Formel 1: Ralf Schumacher outet sich

Mick Schumacher: F2-Erfolg erinnert an Vater Michael

Von Vanessa Georgoulas
Mick Schumacher konnte in Ungarn das F2-Sprintrennen für sich entscheiden. Es ist der erste F2-Triumph des F3-Europameisters von 2018, der Erinnerungen an seinen Vater, Rekord-Weltmeister Michael Schumacher, weckt.

Es war kein einfacher Sieg, obwohl Mick Schumacher dank der umgekehrten Startreihenfolge von der Pole ins Sprintrennen auf dem Hungaroring starten durfte. Der Sohn der Formel-1-Ikone Michael Schumacher hatte das ganze Rennen Hindurch die Konkurrenz im Nacken sitzen – und hielt dem Druck stand.

Die Glanzleistung des jungen Schumachers weckte nicht nur bei vielen Fans Erinnerungen an seinen Vater. Auch der frühere Ferrari-Technikchef und Schumacher-Wegbegleiter Ross Brawn gesteht in seiner Analyse des Budapest-Wochenendes: «Lasst mich zum Schluss noch etwas zu einem jungen Mann sagen, der am Sonntag einen speziellen Tag erlebt hat. Mit seinem Sieg im Sprintrennen der Formel 2 auf dem Hungaroring hat Mick Schumacher als Rookie seinen ersten Triumph in dieser Klasse eingefahren. Ich war nicht an der Strecke, aber es war ein emotionaler Moment, als er seine Fäuste in die Luft reckte und ich muss gestehen, dass es mich an seinen Vater Michael erinnert hat.»

«Mick musste sich den Sieg erkämpfen und fehlerfrei bleiben, weil ihm das ganze Rennen hindurch Nobuharu Matsushita im Nacken sass», lobt der Ingenieur, der weiss: «Der Sieg kommt nach einem vom Pech bestimmten ersten Teil des Jahres und ich glaube, dass ihm dieser Erfolg mehr Vertrauen in die eigenen Fähigkeiten geben wird.»

«Eine Woche zuvor durfte Mick in Hockenheim in einem wirklich speziellen Auto Demorunden drehen, im Ferrari 2004, den sein Vater einst lenkte, vor heimischem Publikum, das Michael so viele Jahre bejubelt und angefeuert hat. Das muss ein unglaublich emotionaler Augenblick für Mick gewesen sein, der nun auch die Sommerpause geniessen darf», erinnert Brawn, der trotzdem mahnt, dem 20-Jährigen genug Zeit zur Entwicklung zu geben.

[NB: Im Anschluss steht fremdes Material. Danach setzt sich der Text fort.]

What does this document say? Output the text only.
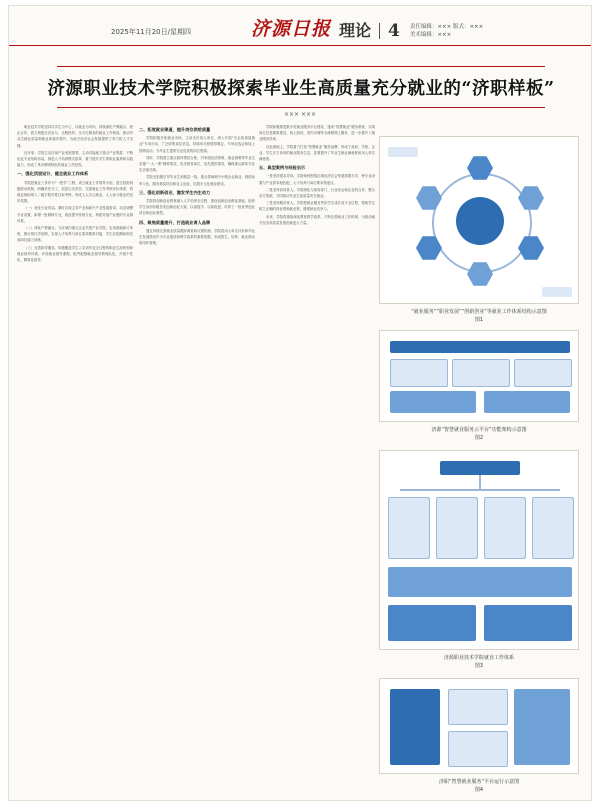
2025年11月20日/星期四	济源日报 理论 4 责任编辑：××× 版式：×××
美术编辑：×××
济源职业技术学院积极探索毕业生高质量充分就业的“济职样板”
××× ×××

职业技术学院坚持以学生为中心，以就业为导向，持续深化产教融合、校企合作，着力构建全员参与、全程指导、全方位服务的就业工作格局，推动毕业生就业质量和就业率稳步提升，为地方经济社会发展提供了有力的人才支撑。

近年来，学院立足区域产业发展需要，主动对接地方重点产业集群，不断优化专业结构布局，推进人才培养模式改革，着力提升学生的职业素养和实践能力，形成了具有鲜明特色的就业工作经验。

一、强化顶层设计，健全就业工作体系

学院把就业工作作为“一把手”工程，成立就业工作领导小组，建立校院两级联动机制，明确责任分工，层层压实责任。完善就业工作考核评价体系，将就业指标纳入二级学院年度目标考核，形成人人关心就业、人人参与就业的良好氛围。

（一）优化专业布局。紧盯区域主导产业和新兴产业发展需求，动态调整专业设置，新增一批紧缺专业，改造提升传统专业，构建对接产业链的专业群体系。

（二）深化产教融合。与区域内重点企业共建产业学院、实训基地和订单班，推行现代学徒制，实现人才培养与岗位需求精准对接，学生在校期间即完成岗位能力训练。

（三）完善指导服务。构建覆盖学生入学到毕业全过程的职业生涯规划和就业指导体系，开设就业指导课程，配齐配强就业指导教师队伍，开展个性化、精准化指导。

二、拓宽就业渠道，提升岗位供给质量

学院积极开拓就业市场，主动走访用人单位，深入开展“访企拓岗促就业”专项行动，广泛收集岗位信息，持续举办校园招聘会、专场双选会和线上招聘活动，为毕业生提供充足优质的岗位资源。

同时，学院建立重点群体帮扶台账，对家庭经济困难、就业困难等毕业生实施“一人一策”精准帮扶，优先推荐岗位，优先提供指导，确保重点群体毕业生应就尽就。

学院还积极引导毕业生到基层一线、重点领域和中小微企业就业，鼓励参军入伍、服务基层项目和自主创业，拓展多元化就业路径。

三、强化创新创业，激发学生内生动力

学院将创新创业教育融入人才培养全过程，建设创新创业孵化基地，组织学生参加各级各类创新创业大赛，以赛促学、以赛促创，培育了一批优秀创业项目和创业典型。

四、聚焦质量提升，打造就业育人品牌

通过持续完善就业质量跟踪调查和反馈机制，学院将用人单位评价和毕业生发展情况作为专业建设和教学改革的重要依据，形成招生、培养、就业联动的闭环管理。

学院积极推进数字化就业服务平台建设，建成“智慧就业”服务系统，实现岗位信息精准推送、线上面试、签约办理等全流程网上服务，进一步提升了就业服务效率。

在此基础上，学院着力打造“智慧就业”服务品牌，形成了政府、学校、企业、学生多方协同的就业服务生态，显著提升了毕业生就业满意度和用人单位满意度。

五、典型案例与经验启示

一是坚持需求导向。学院始终围绕区域经济社会发展需要办学，使专业设置与产业需求相匹配，人才培养与岗位要求相适应。

二是坚持协同育人。学院深化与政府部门、行业协会和企业的合作，整合各方资源，共同推动毕业生高质量充分就业。

三是坚持服务育人。学院把就业服务贯穿学生成长成才全过程，帮助学生树立正确的择业观和就业观，增强就业竞争力。

未来，学院将继续深化教育教学改革，不断完善就业工作机制，为推动地方经济高质量发展贡献更大力量。

“就业服务”“职业发展”“创新创业”等就业工作体系结构示意图
图1
济源“智慧就业服务云平台”功能架构示意图
图2
济源职业技术学院就业工作体系
图3
济职“智慧就业服务”平台运行示意图
图4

«Die Karriere des jungen Schumacher wird von den Medien weltweit mitverfolgt. Das beweist, wie gross die Anziehungskraft des Namens Schumacher immer noch ist und wie viel Aufmerksamkeit er generiert. Man muss Mick weiterhin in Ruhe Fortschritte machen lassen, um herauszufinden, wo er in dieser hart umkämpften Welt stehen wird. Aber sein Sieg von Ungarn war ein wichtiger Meilenstein. Der Weg ist noch lang, aber er ist auf der richtigen Spur unterwegs», ist sich Brawn sicher.